The first event that the President will do will be a statement at the Taj Hotel where he's staying, to commemorate the Mumbai terrorist attacks. And, of course, India is a close counterterrorism partner of the United States.
India has shown remarkable resilience in responding to terrorism. And the Taj, where the President is staying, was, of course, a centerpiece of those attacks in Mumbai.
So the President wanted to take the time to pay his respects to the victims who lost their lives and to sign the guest book there, but also to make some brief remarks to an assembled group of people who are connected to those attacks.
From that event at the Taj Hotel he'll move on and he'll visit the Gandhi Museum. I think it's important to note here that obviously one of the things that the United States shares with India is they're the two world's largest democracies.
We believe that that's fundamental to our relationship; it makes it a qualitatively different relationship in the sense that we have shared interests and shared values.
And,of course, the example of Gandhi is one that has inspired Americans, inspired African Americans, including Dr King, and it's very personally important to the President. So we're looking forward to visiting the Gandhi Museum to underscore those shared experiences and shared values.
From there we're going to move on to a business summit that the US-India Business Council is putting together. We believe that India has a hugely dynamic and growing market and we want to discuss opportunities for how we can deepen our economic relationship.

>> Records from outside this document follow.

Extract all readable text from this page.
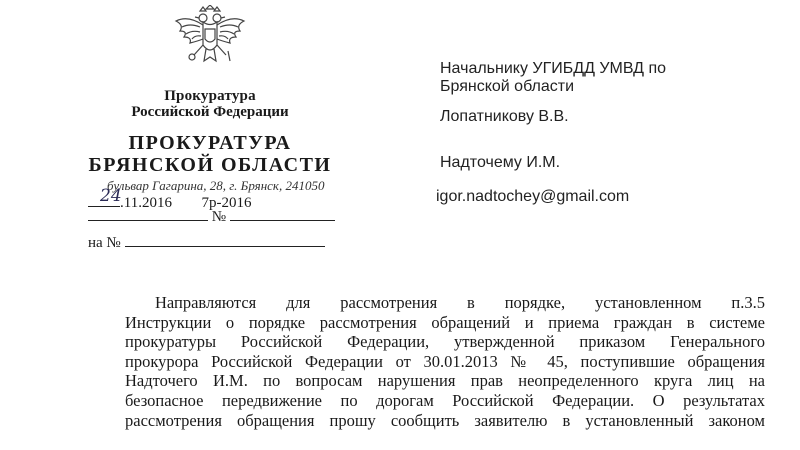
Прокуратура
Российской Федерации
ПРОКУРАТУРА
БРЯНСКОЙ ОБЛАСТИ
бульвар Гагарина, 28, г. Брянск, 241050
24
.11.2016 7р-2016
№
на №
Начальнику УГИБДД УМВД по
Брянской области
Лопатникову В.В.
Надточему И.М.
igor.nadtochey@gmail.com
Направляются для рассмотрения в порядке, установленном п.3.5
Инструкции о порядке рассмотрения обращений и приема граждан в системе
прокуратуры Российской Федерации, утвержденной приказом Генерального
прокурора Российской Федерации от 30.01.2013 № 45, поступившие обращения
Надточего И.М. по вопросам нарушения прав неопределенного круга лиц на
безопасное передвижение по дорогам Российской Федерации. О результатах
рассмотрения обращения прошу сообщить заявителю в установленный законом
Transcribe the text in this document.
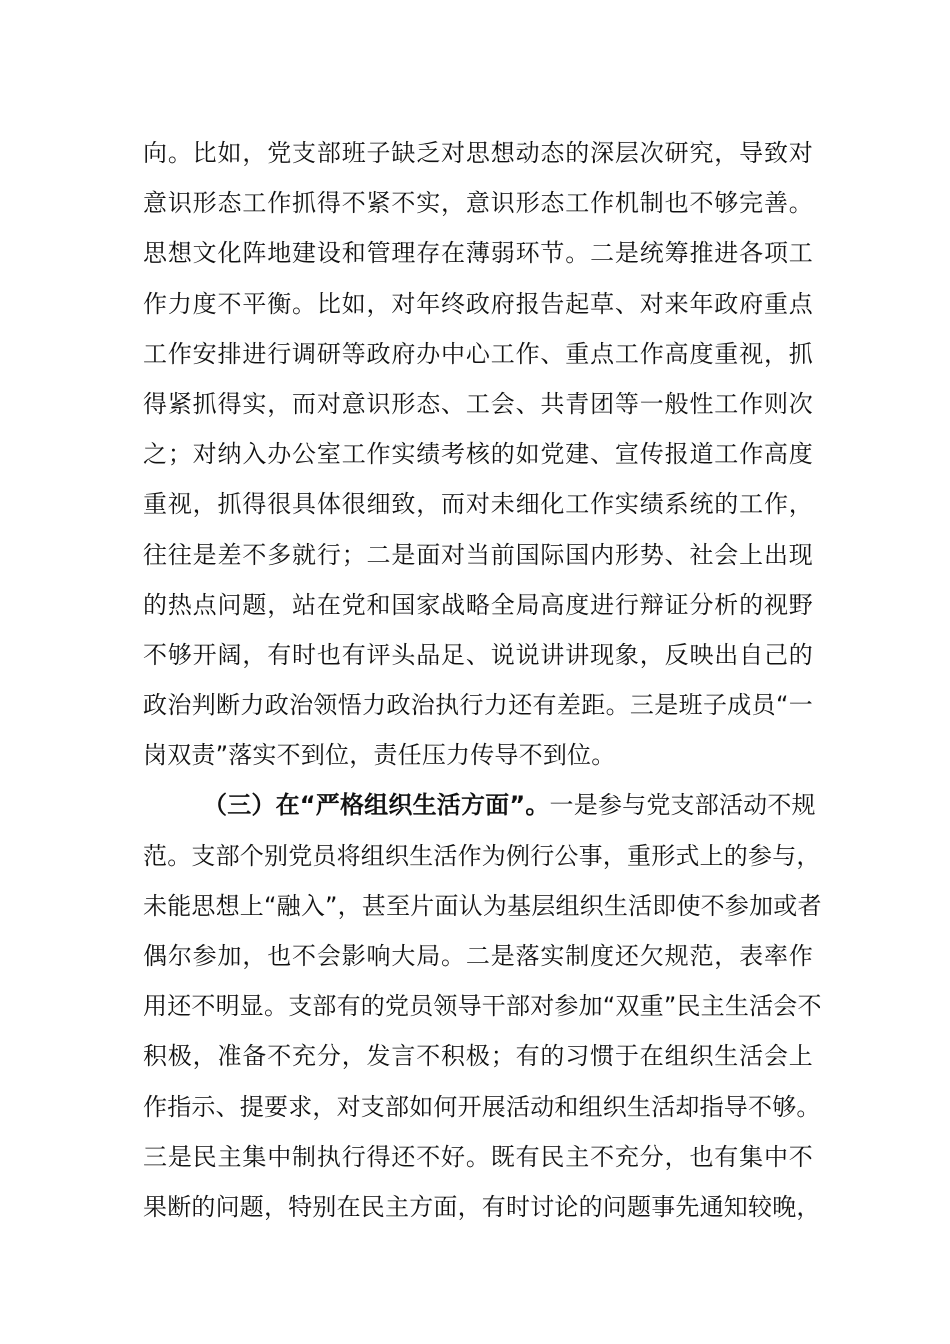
向。比如，党支部班子缺乏对思想动态的深层次研究，导致对
意识形态工作抓得不紧不实，意识形态工作机制也不够完善。
思想文化阵地建设和管理存在薄弱环节。二是统筹推进各项工
作力度不平衡。比如，对年终政府报告起草、对来年政府重点
工作安排进行调研等政府办中心工作、重点工作高度重视，抓
得紧抓得实，而对意识形态、工会、共青团等一般性工作则次
之；对纳入办公室工作实绩考核的如党建、宣传报道工作高度
重视，抓得很具体很细致，而对未细化工作实绩系统的工作，
往往是差不多就行；二是面对当前国际国内形势、社会上出现
的热点问题，站在党和国家战略全局高度进行辩证分析的视野
不够开阔，有时也有评头品足、说说讲讲现象，反映出自己的
政治判断力政治领悟力政治执行力还有差距。三是班子成员“一
岗双责”落实不到位，责任压力传导不到位。
（三）在“严格组织生活方面”。一是参与党支部活动不规
范。支部个别党员将组织生活作为例行公事，重形式上的参与，
未能思想上“融入”，甚至片面认为基层组织生活即使不参加或者
偶尔参加，也不会影响大局。二是落实制度还欠规范，表率作
用还不明显。支部有的党员领导干部对参加“双重”民主生活会不
积极，准备不充分，发言不积极；有的习惯于在组织生活会上
作指示、提要求，对支部如何开展活动和组织生活却指导不够。
三是民主集中制执行得还不好。既有民主不充分，也有集中不
果断的问题，特别在民主方面，有时讨论的问题事先通知较晚，
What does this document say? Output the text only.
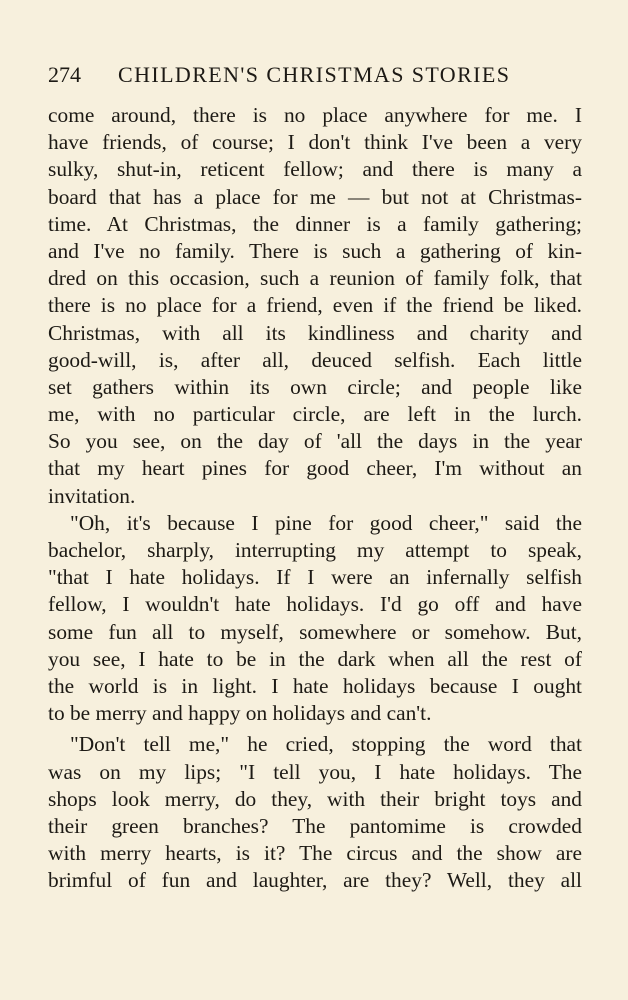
274	CHILDREN'S CHRISTMAS STORIES
come around, there is no place anywhere for me. I
have friends, of course; I don't think I've been a very
sulky, shut-in, reticent fellow; and there is many a
board that has a place for me — but not at Christmas-
time. At Christmas, the dinner is a family gathering;
and I've no family. There is such a gathering of kin-
dred on this occasion, such a reunion of family folk, that
there is no place for a friend, even if the friend be liked.
Christmas, with all its kindliness and charity and
good-will, is, after all, deuced selfish. Each little
set gathers within its own circle; and people like
me, with no particular circle, are left in the lurch.
So you see, on the day of 'all the days in the year
that my heart pines for good cheer, I'm without an
invitation.
"Oh, it's because I pine for good cheer," said the
bachelor, sharply, interrupting my attempt to speak,
"that I hate holidays. If I were an infernally selfish
fellow, I wouldn't hate holidays. I'd go off and have
some fun all to myself, somewhere or somehow. But,
you see, I hate to be in the dark when all the rest of
the world is in light. I hate holidays because I ought
to be merry and happy on holidays and can't.
"Don't tell me," he cried, stopping the word that
was on my lips; "I tell you, I hate holidays. The
shops look merry, do they, with their bright toys and
their green branches? The pantomime is crowded
with merry hearts, is it? The circus and the show are
brimful of fun and laughter, are they? Well, they all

The President will participate in three events at the business summit.
The first is a roundtable with entrepreneurs.
The second is a roundtable with some US CEOs where they'll be able to discuss the challenges and opportunities around doing business in India.
And then the President will deliver a speech to the business summit, so the speech the President will give that day is kind of the centerpiece of the day, again, focusing this day on the US/India economic relationship, the enormous potential for both countries to expand growth and opportunity for our people through that relationship.
Then we spend the night in Mumbai. The second day has a number of events that are focused on the future partnership that we're trying to build with India and how it's a relationship that we really believe is going to be indispensable to shaping the 21st century.
The President is going to begin the day by visiting a school in Mumbai, a local school. Diwali, of course, a pre-eminent Indian holiday, will be taking place during the President's visit, so he will visit a school and help -- participate in celebrations around the Diwali holiday that morning.
Then he'll go to a town hall with university students, and at that town hall he will, again, have the opportunity to talk about the future -- speaking to young people -- about the future partnership that we're trying to build as we take the US/India relationship to a new level.
On the margins of that town hall, we're going to have a couple of events -- roundtables -- that focus on particular areas of partnership that the US and India are pursuing.
One is on agriculture and food security. And the US and India -- India, of course, has had tremendous success in helping lift some of its people out of poverty through agricultural innovation. And our partnership with them has been strong in that respect.
And this is an opportunity to talk about that partnership, and also its potential to service our broader food security initiatives in places like Africa, as well as continuing to advance our bilateral cooperation with India.
Secondly, democracy -- I mentioned the close ties we have as the world's two largest democracies.
You heard the President speak at the UN General Assembly about his commitment to open government as a part of how we advance democracy around the world.